Would be nice to have all 3 of his symphonies (the earlier F minor and A major published in the first two decades of the 20th century, and this one published in 1925) together with more of his orchestral works recorded, I hope Toccata Classics might take an interest...

adriano

Toccata Clsssics (an excellent label) also need full sponsorship for a recording. You have to pay for everything. At present, they are issuing music by some Swiss composers like Sutermeister and Jaques-Dalcroze.
Martin Anderson, Toccata's producer, seems having changed his mind about Swiss composers, since at the time Fritz Brun's 9th Symphony was released, he wrote a review in "Fanfare" with following generalizing - and xenophobic - sentence:

A conductor friend of mine, looking through the scores of several Brun symphonies, reported that they were "typically Swiss – all sex and no orgasm," and I have yet to find the Brun work to prove him wrong.

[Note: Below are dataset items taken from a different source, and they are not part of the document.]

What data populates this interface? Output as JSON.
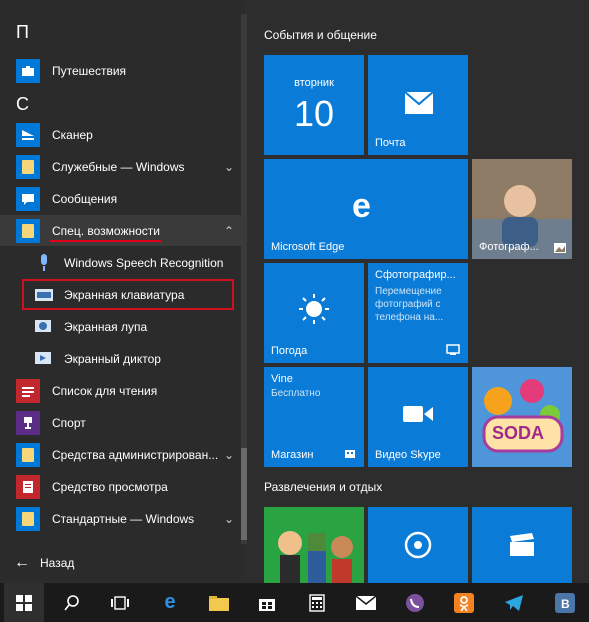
{
  "applist": {
    "letter_p": "П",
    "letter_c": "С",
    "items": [
      {
        "label": "Путешествия"
      },
      {
        "label": "Сканер"
      },
      {
        "label": "Служебные — Windows"
      },
      {
        "label": "Сообщения"
      },
      {
        "label": "Спец. возможности"
      },
      {
        "label": "Windows Speech Recognition"
      },
      {
        "label": "Экранная клавиатура"
      },
      {
        "label": "Экранная лупа"
      },
      {
        "label": "Экранный диктор"
      },
      {
        "label": "Список для чтения"
      },
      {
        "label": "Спорт"
      },
      {
        "label": "Средства администрирован..."
      },
      {
        "label": "Средство просмотра"
      },
      {
        "label": "Стандартные — Windows"
      }
    ],
    "back_label": "Назад"
  },
  "tiles": {
    "group1_title": "События и общение",
    "group2_title": "Развлечения и отдых",
    "calendar_day": "вторник",
    "calendar_date": "10",
    "mail": "Почта",
    "edge": "Microsoft Edge",
    "photos": "Фотограф...",
    "photos_app_title": "Сфотографир...",
    "photos_app_text": "Перемещение фотографий с телефона на...",
    "weather": "Погода",
    "vine_title": "Vine",
    "vine_sub": "Бесплатно",
    "store": "Магазин",
    "skype": "Видео Skype",
    "candy_text": "SODA"
  },
  "colors": {
    "tile_blue": "#0a7bd6",
    "accent_red": "#e0001a"
  }
}
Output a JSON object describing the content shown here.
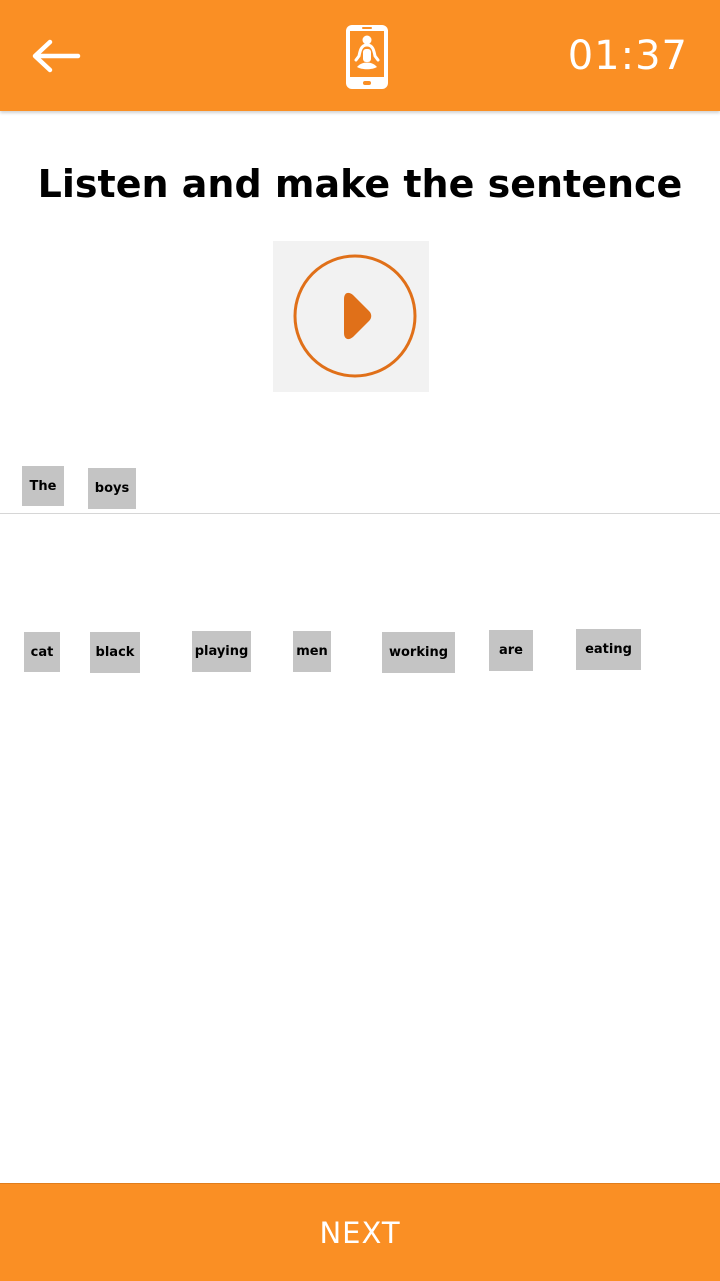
{
  "header": {
    "back_icon": "arrow-left-icon",
    "app_icon": "phone-meditation-icon",
    "timer": "01:37"
  },
  "title": "Listen and make the sentence",
  "play_icon": "play-icon",
  "colors": {
    "accent": "#fa8f24",
    "play": "#e07019",
    "chip": "#c4c4c4"
  },
  "answer_words": [
    "The",
    "boys"
  ],
  "word_bank": [
    "cat",
    "black",
    "playing",
    "men",
    "working",
    "are",
    "eating"
  ],
  "footer": {
    "next_label": "NEXT"
  }
}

In the case his "conductor friend" really had consulted Brun's manuscript scores (and not only his three Symphonies, which were printed) - he did not do a serious job!

Alan Howe

That is a ridiculous statement, I agree. Whatever one might think of Brun's music, it's beyond stupid to label a whole nation's music in that manner.

adriano

In the "American Music Guide", David Hurwitz once wrote that Brun's music is "for penitential souls only" and that my project was "a lost cause" :-)

But back to Goedicke's Third. What a wonderful, tense and passionate work!
In a way, it is still in the harmonic world of Rachmaninov and Myaksovsky. I already wrote in here about Goedicke's connection with Myaskovsky.

I hope they will photocopy the score in Moscow for me...

Gareth Vaughan

Some critics, as we know, are beyond stupid in their arrogant pronouncements.